His voice broke. "I keep hearing that name in my head, hearing it and hearing it…"
I sat very still.
"It was so long ago I was at Valhalla Hospital," he said.
"The forensic unit?" I broke out. "Was this Jim Jim a patient while you were there?"
"I'm not sure."
The emotions were gathering in his eyes like a storm. "I hear his name and I see that place. My thoughts drift back to its dark memories. Like I'm being sucked down a drain. It was so long ago. So much blacked out now, Jim Jim. Jim Jim. Like a train chugging. The sound won't stop. I have headaches because of the sound."
"When was this?" I demanded.
"Ten years ago," he cried.
Hunt couldn't have been working on a master's thesis then, I realized. He would have been only in his late teens.
"Al," I said, "you weren't doing research in the forensic unit. You were a patient there, weren't you?"
He covered his face with his hands and wept. When he finally was in sufficient control, he refused to talk anymore. Obviously deeply distressed, he mumbled he was late for an appointment and practically ran out the door. My heart was racing and wouldn't slow down. I fixed myself a cup of coffee and paced the kitchen, trying to figure out what to do next. I jumped when the telephone rang.
"Kay Scarpetta, please."
"Speaking."
"This is John with Amtrak. I've finally got your information, ma'am. Let's see… Sterling Harper had a round-trip ticket on The Virginian for October twenty-seventh, returning on the thirty-first. According to my records, she was on the train, or at least somebody with her tickets was. You want the times?"
"Yes, please," I said, and I wrote them down. "What stations?"
He answered, "Originating in Fredericksburg, destination Baltimore."
I tried to call Marino. He was on the street. It was evening when he returned my call with news of his own.
"Do you want me to come?" I asked, stunned.

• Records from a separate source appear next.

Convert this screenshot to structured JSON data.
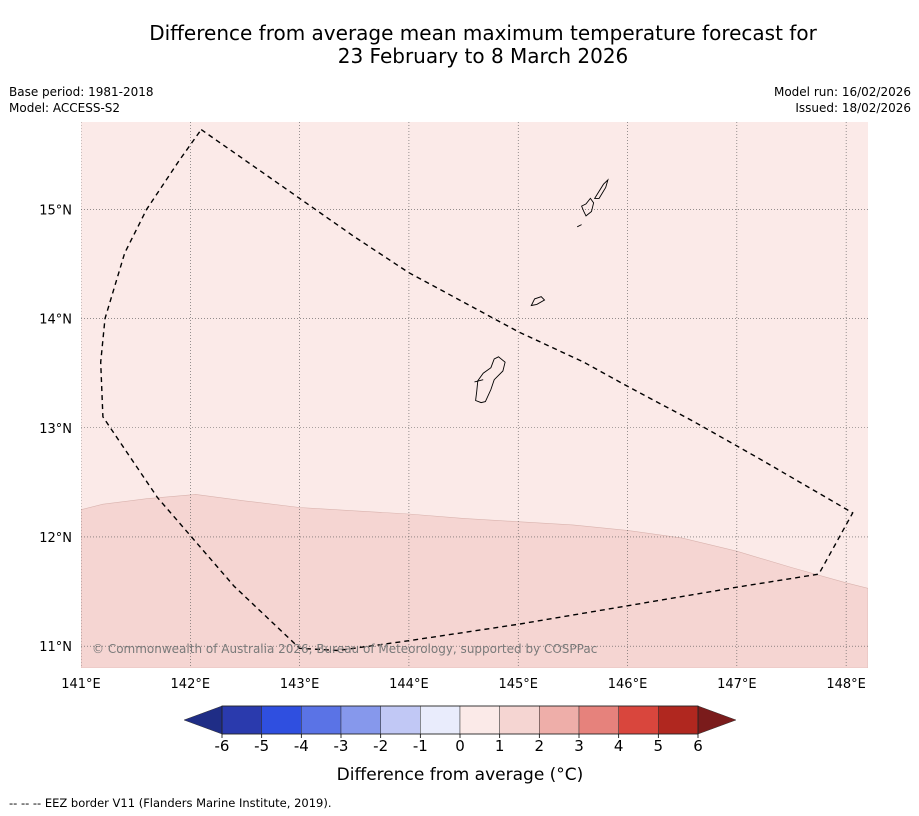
{
  "header": {
    "title_line1": "Difference from average mean maximum temperature forecast for",
    "title_line2": "23 February to 8 March 2026",
    "base_period": "Base period: 1981-2018",
    "model": "Model: ACCESS-S2",
    "model_run": "Model run: 16/02/2026",
    "issued": "Issued: 18/02/2026"
  },
  "map": {
    "lon_range": [
      141.0,
      148.2
    ],
    "lat_range": [
      10.8,
      15.8
    ],
    "lon_ticks": [
      141,
      142,
      143,
      144,
      145,
      146,
      147,
      148
    ],
    "lon_labels": [
      "141°E",
      "142°E",
      "143°E",
      "144°E",
      "145°E",
      "146°E",
      "147°E",
      "148°E"
    ],
    "lat_ticks": [
      11,
      12,
      13,
      14,
      15
    ],
    "lat_labels": [
      "11°N",
      "12°N",
      "13°N",
      "14°N",
      "15°N"
    ],
    "background_category": "0 to 1",
    "background_color": "#fbeae8",
    "warm_region_category": "1 to 2",
    "warm_region_color": "#f5d5d2",
    "warm_region_boundary": [
      [
        141.0,
        12.25
      ],
      [
        141.2,
        12.3
      ],
      [
        141.6,
        12.35
      ],
      [
        142.05,
        12.39
      ],
      [
        142.5,
        12.33
      ],
      [
        143.0,
        12.27
      ],
      [
        143.5,
        12.24
      ],
      [
        144.0,
        12.21
      ],
      [
        144.5,
        12.17
      ],
      [
        145.0,
        12.14
      ],
      [
        145.5,
        12.11
      ],
      [
        146.0,
        12.06
      ],
      [
        146.5,
        11.99
      ],
      [
        147.0,
        11.87
      ],
      [
        147.5,
        11.72
      ],
      [
        148.0,
        11.58
      ],
      [
        148.2,
        11.53
      ]
    ],
    "eez_border": [
      [
        142.1,
        15.73
      ],
      [
        142.5,
        15.45
      ],
      [
        143.0,
        15.1
      ],
      [
        143.5,
        14.75
      ],
      [
        144.0,
        14.42
      ],
      [
        144.5,
        14.15
      ],
      [
        145.0,
        13.88
      ],
      [
        145.6,
        13.6
      ],
      [
        146.0,
        13.38
      ],
      [
        146.6,
        13.06
      ],
      [
        147.2,
        12.72
      ],
      [
        147.7,
        12.43
      ],
      [
        148.06,
        12.22
      ],
      [
        147.9,
        11.93
      ],
      [
        147.75,
        11.66
      ],
      [
        147.0,
        11.54
      ],
      [
        146.0,
        11.37
      ],
      [
        145.0,
        11.2
      ],
      [
        144.0,
        11.05
      ],
      [
        143.35,
        10.96
      ],
      [
        143.0,
        10.98
      ],
      [
        142.4,
        11.55
      ],
      [
        141.7,
        12.36
      ],
      [
        141.2,
        13.1
      ],
      [
        141.18,
        13.6
      ],
      [
        141.22,
        14.0
      ],
      [
        141.4,
        14.6
      ],
      [
        141.6,
        15.0
      ],
      [
        141.9,
        15.45
      ],
      [
        142.1,
        15.73
      ]
    ],
    "islands": [
      [
        [
          144.63,
          13.43
        ],
        [
          144.68,
          13.5
        ],
        [
          144.75,
          13.55
        ],
        [
          144.78,
          13.63
        ],
        [
          144.82,
          13.65
        ],
        [
          144.88,
          13.6
        ],
        [
          144.86,
          13.52
        ],
        [
          144.78,
          13.44
        ],
        [
          144.75,
          13.35
        ],
        [
          144.7,
          13.24
        ],
        [
          144.66,
          13.23
        ],
        [
          144.61,
          13.25
        ],
        [
          144.62,
          13.33
        ],
        [
          144.63,
          13.43
        ]
      ],
      [
        [
          145.12,
          14.12
        ],
        [
          145.17,
          14.13
        ],
        [
          145.24,
          14.17
        ],
        [
          145.21,
          14.2
        ],
        [
          145.15,
          14.18
        ],
        [
          145.12,
          14.12
        ]
      ],
      [
        [
          145.58,
          15.03
        ],
        [
          145.62,
          15.05
        ],
        [
          145.66,
          15.1
        ],
        [
          145.69,
          15.06
        ],
        [
          145.67,
          14.98
        ],
        [
          145.62,
          14.94
        ],
        [
          145.6,
          14.98
        ],
        [
          145.58,
          15.03
        ]
      ],
      [
        [
          145.7,
          15.1
        ],
        [
          145.73,
          15.15
        ],
        [
          145.78,
          15.23
        ],
        [
          145.82,
          15.27
        ],
        [
          145.8,
          15.2
        ],
        [
          145.74,
          15.1
        ],
        [
          145.7,
          15.1
        ]
      ]
    ],
    "islet_segments": [
      [
        [
          144.6,
          13.42
        ],
        [
          144.68,
          13.44
        ]
      ],
      [
        [
          145.54,
          14.84
        ],
        [
          145.58,
          14.86
        ]
      ]
    ],
    "copyright": "© Commonwealth of Australia 2026, Bureau of Meteorology, supported by COSPPac"
  },
  "colorbar": {
    "title": "Difference from average (°C)",
    "tick_labels": [
      "-6",
      "-5",
      "-4",
      "-3",
      "-2",
      "-1",
      "0",
      "1",
      "2",
      "3",
      "4",
      "5",
      "6"
    ],
    "under_color": "#1f2d86",
    "over_color": "#7a1b1b",
    "colors": [
      "#2a3aad",
      "#2f4fe0",
      "#5a73e6",
      "#8698ec",
      "#c1c8f5",
      "#e9ecfc",
      "#fbeae8",
      "#f5d5d2",
      "#eeaea9",
      "#e6827c",
      "#d9463d",
      "#b0271f"
    ]
  },
  "footnote": "--  --  -- EEZ border V11 (Flanders Marine Institute, 2019)."
}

"Don't see no point in it," Marino's voice came over the line. "No question what he did. He wrote a note and pinned it to his undershorts. Said he was sorry, he couldn't take it no more. That's pretty much it. Nothing suspicious about the scene. We're about to clear on out. And Doc Coleman's here," he added, referring to one of my local medical examiners.
Shortly after Al Hunt left my house he drove to his own, a brick colonial in Ginter Park where he lived with his parents. He took a pad of paper and a pen from his father's study. He descended the stairs leading to the basement and removed his narrow black-leather belt. He left his shoes and trousers on the floor. When his mother went down later to put in a load of wash, she found her only son hanging from a pipe inside the laundry room.